Menurut Kunarjo (2002), satu januari 2001 merupakan awal dari pergeseran sistem dan struktur pemerintahan dari system yang sentralis ke desentralistis. Satu januari 2001 aadalah awal pemberlakuan otonomi daerah berdasarkan UU No. 22 tahun 1999 dan UU No. 25 tahun 1999 Perimbangan Keuangan Pusat dan Daerah. Pergeseran system pemerintahan dan hubungan antara pusat dan daerah yang demikian ini dengan sendirinya turut menggeser lingkungan strategis sekitarnya. Perubahan dalam lingkungan strategis mengharuskan individu, organisasi termasuk organisasi pemerintah lokal (propinsi dan kabupaten) untuk harus melakukan bukan saja penyesuaian struktur tetapi penyesuaian nilai, prilaku dan orientasi.

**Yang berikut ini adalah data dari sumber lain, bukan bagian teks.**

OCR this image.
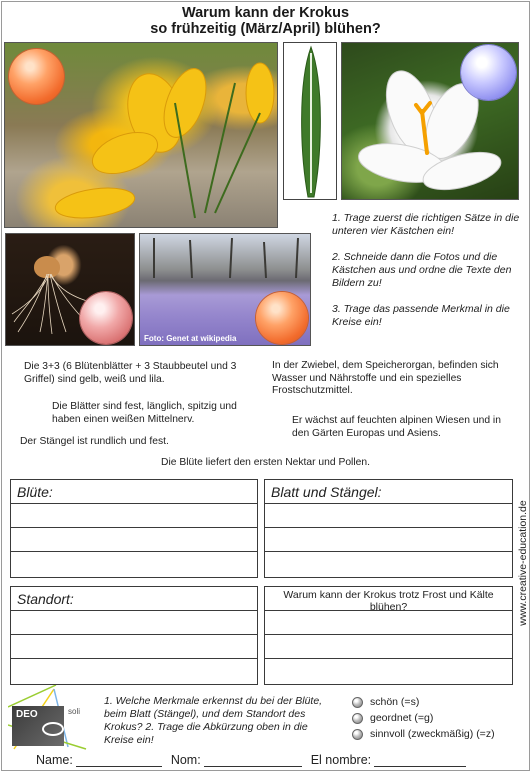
Warum kann der Krokus
so frühzeitig (März/April) blühen?
Foto: Genet at wikipedia

1. Trage zuerst die richtigen Sätze in die unteren vier Kästchen ein!

2. Schneide dann die Fotos und die Kästchen aus und ordne die Texte den Bildern zu!

3. Trage das passende Merkmal in die Kreise ein!

Die 3+3 (6 Blütenblätter + 3 Staubbeutel und 3 Griffel) sind gelb, weiß und lila.
Die Blätter sind fest, länglich, spitzig und haben einen weißen Mittelnerv.
Der Stängel ist rundlich und fest.
In der Zwiebel, dem Speicherorgan, befinden sich Wasser und Nährstoffe und ein spezielles Frostschutzmittel.
Er wächst auf feuchten alpinen Wiesen und in den Gärten Europas und Asiens.
Die Blüte liefert den ersten Nektar und Pollen.
Blüte:	Blatt und Stängel:
Standort:	Warum kann der Krokus trotz Frost und Kälte blühen?	www.creative-education.de
DEO	soli
1. Welche Merkmale erkennst du bei der Blüte, beim Blatt (Stängel), und dem Standort des Krokus? 2. Trage die Abkürzung oben in die Kreise ein!
schön (=s)
geordnet (=g)
sinnvoll (zweckmäßig) (=z)
Name:	Nom:	El nombre:
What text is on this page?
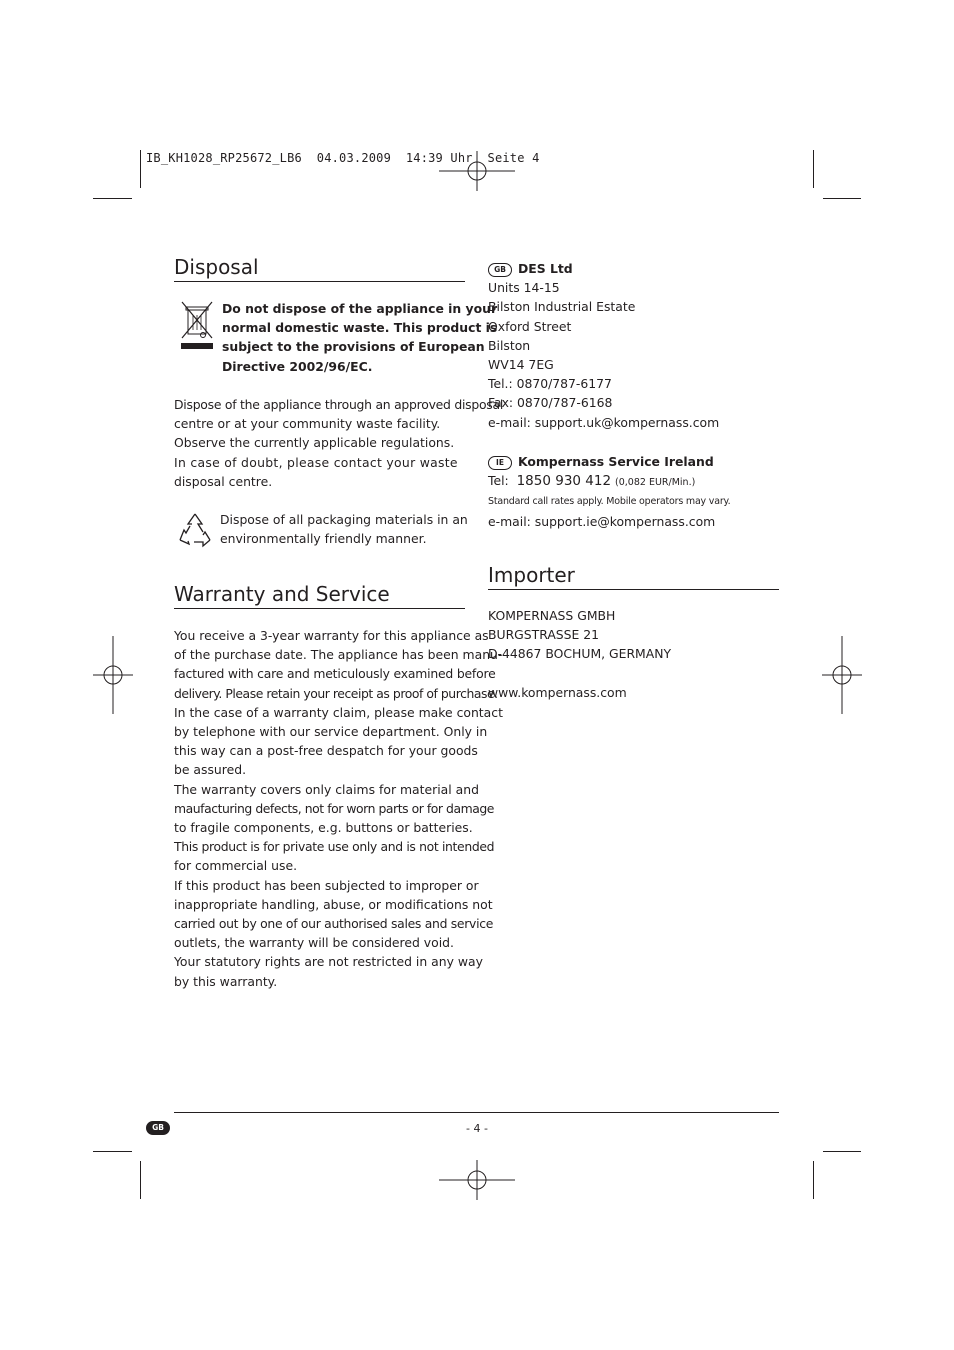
IB_KH1028_RP25672_LB6  04.03.2009  14:39 Uhr  Seite 4
Disposal

Do not dispose of the appliance in your

normal domestic waste. This product is

subject to the provisions of European

Directive 2002/96/EC.

Dispose of the appliance through an approved disposal

centre or at your community waste facility.

Observe the currently applicable regulations.

In case of doubt, please contact your waste

disposal centre.

Dispose of all packaging materials in an

environmentally friendly manner.

Warranty and Service

You receive a 3-year warranty for this appliance as

of the purchase date. The appliance has been manu-

factured with care and meticulously examined before

delivery. Please retain your receipt as proof of purchase.

In the case of a warranty claim, please make contact

by telephone with our service department. Only in

this way can a post-free despatch for your goods

be assured.

The warranty covers only claims for material and

maufacturing defects, not for worn parts or for damage

to fragile components, e.g. buttons or batteries.

This product is for private use only and is not intended

for commercial use.

If this product has been subjected to improper or

inappropriate handling, abuse, or modifications not

carried out by one of our authorised sales and service

outlets, the warranty will be considered void.

Your statutory rights are not restricted in any way

by this warranty.

GB DES Ltd

Units 14-15

Bilston Industrial Estate

Oxford Street

Bilston

WV14 7EG

Tel.: 0870/787-6177

Fax: 0870/787-6168

e-mail: support.uk@kompernass.com

IE Kompernass Service Ireland

Tel: 1850 930 412 (0,082 EUR/Min.)

Standard call rates apply. Mobile operators may vary.

e-mail: support.ie@kompernass.com

Importer

KOMPERNASS GMBH

BURGSTRASSE 21

D-44867 BOCHUM, GERMANY

www.kompernass.com

GB	- 4 -
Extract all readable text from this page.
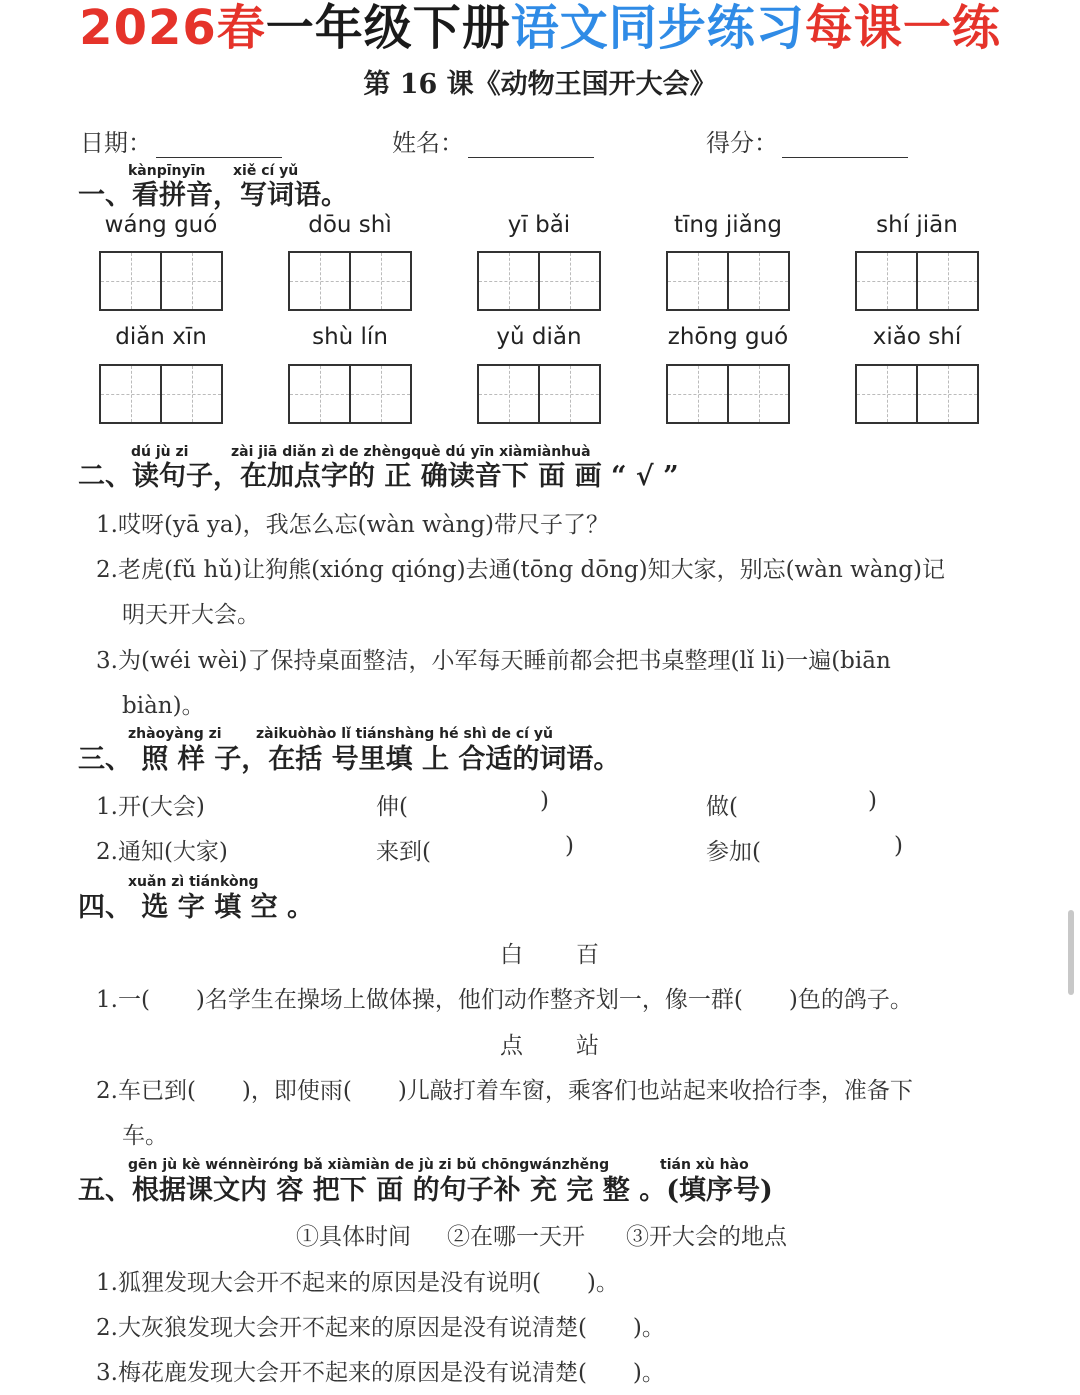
2026春一年级下册语文同步练习每课一练
第 16 课《动物王国开大会》
日期：	姓名：	得分：
kànpīnyīn xiě cí yǔ
一、看拼音，写词语。
wáng guó	dōu shì	yī bǎi	tīng jiǎng	shí jiān
diǎn xīn	shù lín	yǔ diǎn	zhōng guó	xiǎo shí
dú jù zi	zài jiā diǎn zì de zhèngquè dú yīn xiàmiànhuà
二、读句子，在加点字的 正 确读音下 面 画 “ √ ”
1.哎呀(yā ya)，我怎么忘(wàn wàng)带尺子了？
2.老虎(fǔ hǔ)让狗熊(xióng qióng)去通(tōng dōng)知大家，别忘(wàn wàng)记
明天开大会。
3.为(wéi wèi)了保持桌面整洁，小军每天睡前都会把书桌整理(lǐ li)一遍(biān
biàn)。
zhàoyàng zi zàikuòhào lǐ tiánshàng hé shì de cí yǔ
三、 照 样 子，在括 号里填 上 合适的词语。
1.开(大会)	伸(	)	做(	)
2.通知(大家)	来到(	)	参加(	)
xuǎn zì tiánkòng
四、 选 字 填 空 。
白 百
1.一(　　)名学生在操场上做体操，他们动作整齐划一，像一群(　　)色的鸽子。
点 站
2.车已到(　　)，即使雨(　　)儿敲打着车窗，乘客们也站起来收拾行李，准备下
车。
gēn jù kè wénnèiróng bǎ xiàmiàn de jù zi bǔ chōngwánzhěng	tián xù hào
五、根据课文内 容 把下 面 的句子补 充 完 整 。(填序号)
①具体时间 ②在哪一天开 ③开大会的地点
1.狐狸发现大会开不起来的原因是没有说明(　　)。
2.大灰狼发现大会开不起来的原因是没有说清楚(　　)。
3.梅花鹿发现大会开不起来的原因是没有说清楚(　　)。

Menurut Sondakh (2002) penyesuaian struktur yang dimaksud adalah melakukan restrukturisasi dari struktur dan sistem sentralis ke struktur dan system desentralis yang memberikan daerah otonomi yang lebih luas dalam mengurus rumah tangga daerahnya dan dalam melayani publik.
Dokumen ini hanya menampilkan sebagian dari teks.